My Parish, My Problem

Look, I’m gonna be honest here. I’ve been a Catholic for 47 years, and something’s been bugging me for a while now. It’s not the big stuff—no heresy or scandal, nothing like that. It’s the quiet, everyday stuff. The stuff that makes or breaks a parish. The stuff we’re getting wrong.

I’m talking about community. Or rather, the lack of it. You know what I mean? That feeling of belonging, of being known, of being part of something bigger than yourself. It’s what we’re supposed to be about, right? But honestly, I think we’re failing. Miserably.

Let’s Call Him Marcus

About three months ago, I was at a conference in Austin. Met a guy—let’s call him Marcus—who’d just moved to a new town. He was telling me about his experience trying to find a new parish. He’d gone to four different churches, and here’s what he said:

“I walked in, and it was like I was invisible. No one talked to me. No one invited me to sit with them.

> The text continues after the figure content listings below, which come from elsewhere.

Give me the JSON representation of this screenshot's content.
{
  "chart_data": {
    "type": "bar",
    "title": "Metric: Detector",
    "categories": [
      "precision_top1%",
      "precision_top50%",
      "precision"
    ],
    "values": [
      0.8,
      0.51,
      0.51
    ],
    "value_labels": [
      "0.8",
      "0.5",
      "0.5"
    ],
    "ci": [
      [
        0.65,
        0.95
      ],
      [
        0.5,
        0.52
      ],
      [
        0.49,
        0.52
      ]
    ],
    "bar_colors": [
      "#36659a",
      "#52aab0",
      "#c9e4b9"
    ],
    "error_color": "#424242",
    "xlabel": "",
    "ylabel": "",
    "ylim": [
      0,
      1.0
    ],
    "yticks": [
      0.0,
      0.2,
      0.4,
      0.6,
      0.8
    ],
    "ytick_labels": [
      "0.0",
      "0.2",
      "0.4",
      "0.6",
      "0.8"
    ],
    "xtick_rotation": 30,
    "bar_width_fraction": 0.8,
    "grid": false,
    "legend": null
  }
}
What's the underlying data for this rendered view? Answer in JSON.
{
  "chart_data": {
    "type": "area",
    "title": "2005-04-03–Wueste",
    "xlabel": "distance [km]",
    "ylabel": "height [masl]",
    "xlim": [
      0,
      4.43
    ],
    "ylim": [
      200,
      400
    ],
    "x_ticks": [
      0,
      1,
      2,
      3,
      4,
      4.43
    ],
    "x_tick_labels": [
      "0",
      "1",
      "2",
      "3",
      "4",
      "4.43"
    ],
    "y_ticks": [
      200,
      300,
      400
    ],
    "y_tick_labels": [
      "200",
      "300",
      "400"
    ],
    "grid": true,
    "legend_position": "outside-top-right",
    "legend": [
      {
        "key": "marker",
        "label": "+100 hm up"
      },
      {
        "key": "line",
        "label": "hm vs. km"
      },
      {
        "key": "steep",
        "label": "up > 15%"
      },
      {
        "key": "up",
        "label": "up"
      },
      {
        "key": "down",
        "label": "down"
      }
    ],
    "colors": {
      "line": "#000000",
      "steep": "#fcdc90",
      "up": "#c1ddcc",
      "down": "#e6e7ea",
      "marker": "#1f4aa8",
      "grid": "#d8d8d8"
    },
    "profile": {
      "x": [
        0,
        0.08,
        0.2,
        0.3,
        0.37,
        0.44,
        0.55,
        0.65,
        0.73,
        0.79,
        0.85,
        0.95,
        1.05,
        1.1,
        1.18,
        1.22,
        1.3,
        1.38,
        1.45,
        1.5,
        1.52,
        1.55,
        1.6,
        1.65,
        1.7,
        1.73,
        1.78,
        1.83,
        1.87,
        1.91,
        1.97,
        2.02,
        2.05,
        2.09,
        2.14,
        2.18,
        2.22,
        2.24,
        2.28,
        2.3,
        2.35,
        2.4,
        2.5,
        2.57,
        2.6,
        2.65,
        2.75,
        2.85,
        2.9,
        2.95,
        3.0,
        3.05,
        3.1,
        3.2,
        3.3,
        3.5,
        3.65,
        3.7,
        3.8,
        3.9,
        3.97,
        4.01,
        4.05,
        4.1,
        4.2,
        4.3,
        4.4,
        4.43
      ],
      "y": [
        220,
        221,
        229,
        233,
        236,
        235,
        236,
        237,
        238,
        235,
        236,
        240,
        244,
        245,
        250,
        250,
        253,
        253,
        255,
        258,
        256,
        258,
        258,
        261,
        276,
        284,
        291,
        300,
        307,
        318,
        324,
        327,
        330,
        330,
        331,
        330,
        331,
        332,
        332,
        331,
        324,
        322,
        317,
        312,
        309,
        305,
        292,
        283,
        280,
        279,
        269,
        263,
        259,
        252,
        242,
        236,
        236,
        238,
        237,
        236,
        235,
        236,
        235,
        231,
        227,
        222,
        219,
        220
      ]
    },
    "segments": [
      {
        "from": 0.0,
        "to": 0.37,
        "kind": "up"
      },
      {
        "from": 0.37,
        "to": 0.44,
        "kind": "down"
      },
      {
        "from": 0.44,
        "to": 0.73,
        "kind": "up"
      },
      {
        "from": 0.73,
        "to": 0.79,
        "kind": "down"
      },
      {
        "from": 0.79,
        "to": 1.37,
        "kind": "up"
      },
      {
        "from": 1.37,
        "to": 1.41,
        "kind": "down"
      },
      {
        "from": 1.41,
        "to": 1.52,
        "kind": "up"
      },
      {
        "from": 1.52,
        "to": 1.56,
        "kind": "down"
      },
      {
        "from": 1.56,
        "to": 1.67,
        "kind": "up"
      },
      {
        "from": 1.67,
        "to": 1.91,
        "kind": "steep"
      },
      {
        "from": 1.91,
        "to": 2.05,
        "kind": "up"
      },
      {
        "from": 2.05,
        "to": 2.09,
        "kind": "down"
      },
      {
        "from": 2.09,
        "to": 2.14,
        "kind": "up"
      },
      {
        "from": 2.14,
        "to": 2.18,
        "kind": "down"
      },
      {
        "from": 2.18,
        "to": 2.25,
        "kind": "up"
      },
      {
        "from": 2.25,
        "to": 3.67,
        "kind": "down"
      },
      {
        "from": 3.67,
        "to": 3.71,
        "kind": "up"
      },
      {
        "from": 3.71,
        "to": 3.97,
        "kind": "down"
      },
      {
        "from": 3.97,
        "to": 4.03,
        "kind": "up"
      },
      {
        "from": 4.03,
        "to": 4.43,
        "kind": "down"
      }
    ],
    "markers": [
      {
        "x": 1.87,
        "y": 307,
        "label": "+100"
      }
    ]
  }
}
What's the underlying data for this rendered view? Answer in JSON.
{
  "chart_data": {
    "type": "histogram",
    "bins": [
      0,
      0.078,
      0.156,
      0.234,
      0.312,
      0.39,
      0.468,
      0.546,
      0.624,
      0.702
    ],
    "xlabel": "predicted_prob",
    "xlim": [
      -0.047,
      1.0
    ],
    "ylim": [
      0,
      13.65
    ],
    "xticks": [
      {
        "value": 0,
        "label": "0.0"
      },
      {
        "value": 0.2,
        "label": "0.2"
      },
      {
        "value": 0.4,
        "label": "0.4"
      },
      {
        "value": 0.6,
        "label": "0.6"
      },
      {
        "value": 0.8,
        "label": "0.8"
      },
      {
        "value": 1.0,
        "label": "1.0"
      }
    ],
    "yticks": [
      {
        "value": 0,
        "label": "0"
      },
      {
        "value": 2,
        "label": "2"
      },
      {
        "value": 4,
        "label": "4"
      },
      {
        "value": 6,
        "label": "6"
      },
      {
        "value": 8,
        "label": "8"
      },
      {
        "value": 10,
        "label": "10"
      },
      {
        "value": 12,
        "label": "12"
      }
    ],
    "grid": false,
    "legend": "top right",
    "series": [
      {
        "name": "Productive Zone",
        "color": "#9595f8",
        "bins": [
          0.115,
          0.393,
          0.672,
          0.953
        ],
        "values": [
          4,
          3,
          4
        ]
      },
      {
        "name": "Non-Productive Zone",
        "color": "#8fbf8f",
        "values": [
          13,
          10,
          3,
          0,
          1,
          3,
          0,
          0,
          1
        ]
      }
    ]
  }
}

I felt like I was in a room full of strangers, and I was the only stranger.”

Which… yeah. Fair enough. I mean, have we become so insular that we can’t even acknowledge new faces? What happened to the welcoming church I grew up in?

The Wednesday Night Disaster

I’ll tell you what happened. We got complacent. We stopped trying. Let me give you an example. Last Tuesday, I went to a parish near my house. It’s a big one, 214 families or something like that. They have a weekly potluck on Wednesday nights. Sounds great, right? But here’s the thing—I showed up at 6:30, and it was a disaster.

First of all, no one told me where to put my dish. I wandered around like a lost puppy, holding a casserole, until a kind woman named Dave’s wife finally took pity on me. Then, I sat down at a table with three other people. We ate in silence. Actual silence. No one said a word about the food, the weather, the homily that morning—nothing. It was like we were all in time-out.

And the kicker? When I left, no one said goodbye. Not a single person. I just… slipped out the door. It was like I was a ghost.

This Isn’t Just About Manners

Now, I’m not saying this to complain. Well, okay, maybe I am complaining a little. But it’s bigger than that. This isn’t just about manners. It’s about something deeper. It’s about our committment to each other. Our committment to living out the Gospel in a real, tangible way.

You know what Marcus told me after that? He said, “I’m not sure I’m coming back.” And honestly, can you blame him? If that’s the welcome he gets, why would he bother?

But Here’s the Thing…

Here’s the thing: it doesn’t have to be this way. We can do better. We have to do better. And it starts with some honest reflection. And maybe—just maybe—some practical changes.

First, we need to stop relying on the “usual suspects.” You know who I’m talking about—the same five people who do everything. The ones who’ve been doing it for 20 years and are burned out and ready to quit. We need to spread the load. Get new people involved. And that means actually asking them. Not just saying “come help” but saying “we need you to help with this specific thing on this specific day.”

Second, we need to be intentional about hospitality. It’s not just about smiling at people as they walk in. It’s about making them feel welcome. That might mean having greeters at the door. It might mean setting up a welcome table with coffee and donuts. It might mean assigning people to sit with visitors. Whatever it is, it needs to be more than just a vague sense of “we’re friendly.”

Third, we need to stop making everything about programming. I get it—programs are important. But they’re not the be-all and end-all. Sometimes, the best thing we can do is just be present to each other. That might mean having a simple potluck where people actually talk to each other. It might mean setting up a prayer group that meets in someone’s home. It might mean going for a walk in the park with a few other parishioners. The point is, it’s about relationship. And relationships aren’t built on programs—they’re built on time and conversation.

And look, I’m not saying this is easy. I know it’s hard. I know it takes effort. But honestly, what’s the alternative? A church full of strangers? A parish that’s just a building we go to on Sunday? That’s not what I signed up for. And I’m pretty sure it’s not what you signed up for either.

A Quick Digression: The Business of Faith

Speaking of effort, have you ever noticed how much easier it is to run a business than a parish? I mean, think about it. Businesses have işletme otomasyon araçları inceleme—tools to help them manage everything from inventory to customer relations. They have systems in place. They have training programs. They have clear goals and measurable outcomes.

And us? We’re lucky if we have a bulletin board and a volunteer who’s good at Excel. It’s completley backwards. We’re dealing with eternal souls here, and we’re acting like it’s a hobby.

But hey, that’s a rant for another day.

Back to the Point

So here’s my challenge to you—yes, you, the person reading this. What are you going to do differently? How are you going to help your parish be a place of real community? Because it’s not about the priests or the staff or the “usual suspects.” It’s about all of us. It’s about you.

And honestly, I think it’s about time we started acting like it.


About the Author

Mary O’Connor has been a Catholic for 47 years and a writer for 25. She’s worked as a journalist, a editor, and a communications director for a diocese. She currently lives in Chicago with her husband and three cats. She’s a firm believer in the power of community—and the need for better coffee after Mass.